Put on a big pot of this great Tex-Mex Chili for a great start to a nacho or taco bar.  I’m rooting for Team Chili.



TEX MEX CHILI – Yields a large pot to feed 8-12 guests

Tex Mex Chili.

Tex Mex Chili.

Put this on in the morning – the longer you simmer, the thicker the chili (don’t add beans until close to serving). If it’s too thick, add additional beef stock. Serve with a squeeze of lime, cubed avocado, grated cheddar, sour cream, onions, diced tomatoes and corn tortillas or chips.


•4 pounds beef brisket, cut in 1-inch cubes

•1/4 cup olive oil

•2 cups chopped yellow onions

•6 large garlic cloves, minced

•1 cup fresh or frozen corn kernels 

•2 tbsp cocoa powder (unsweetened)

•1 tbsp ancho chili powder

•red-pepper-flakes, crushed

1 tbsp cayenne pepper

2 tbsp ground cumin

2 green peppers, seeded and diced

2 bay leaves

6 cups tomatoes, chopped with their liquid

2 cups beef stock 

½ cup strong coffee (or espresso) 

2 tsp salt 

1 tsp freshly ground black pepper

2 (15-ounce) cans kidney beans



•Pat the brisket cubes dry with paper towels. Heat the oil in a very large heavy-bottomed pot and brown the meat, in small batches, on all sides.

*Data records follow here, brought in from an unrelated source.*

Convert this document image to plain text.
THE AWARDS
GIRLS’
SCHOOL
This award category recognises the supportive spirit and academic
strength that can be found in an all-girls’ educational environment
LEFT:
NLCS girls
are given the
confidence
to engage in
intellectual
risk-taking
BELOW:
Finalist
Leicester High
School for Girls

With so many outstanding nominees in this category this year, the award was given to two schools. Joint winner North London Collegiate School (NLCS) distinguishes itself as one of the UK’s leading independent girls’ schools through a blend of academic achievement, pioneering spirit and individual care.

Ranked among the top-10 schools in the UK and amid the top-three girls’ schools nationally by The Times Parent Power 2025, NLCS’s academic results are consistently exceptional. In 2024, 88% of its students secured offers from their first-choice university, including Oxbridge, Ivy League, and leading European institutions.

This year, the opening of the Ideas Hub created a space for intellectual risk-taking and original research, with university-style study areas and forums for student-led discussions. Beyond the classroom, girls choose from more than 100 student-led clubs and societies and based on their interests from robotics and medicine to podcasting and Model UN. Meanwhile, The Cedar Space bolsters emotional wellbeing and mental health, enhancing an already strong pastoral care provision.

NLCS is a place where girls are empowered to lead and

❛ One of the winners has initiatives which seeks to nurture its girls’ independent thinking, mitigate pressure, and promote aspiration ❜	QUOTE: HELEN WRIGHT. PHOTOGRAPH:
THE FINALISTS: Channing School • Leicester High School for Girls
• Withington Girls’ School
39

•Transfer the brisket to a separate bowl and set aside. Sauté the onion, corn, green pepper and garlic in the same oil over medium heat until limp, but not brown, about 8 to 10 minutes. Add cocoa powder, chili powder, pepper flakes, cayenne pepper and cumin and sauté for 2-3 minutes. Add the bay leaf, and tomatoes with their juice, the reserved meat, salt and pepper, and bring to a boil. Reduce the heat, cover the pot with a tight fitting lid and simmer for 3 1/2 hours, stirring occasionally. Add coffee, stir well, add the beans and simmer on low for half hour. Add final season with salt to taste. Transfer the chili to a large serving bowl and serve with condiments.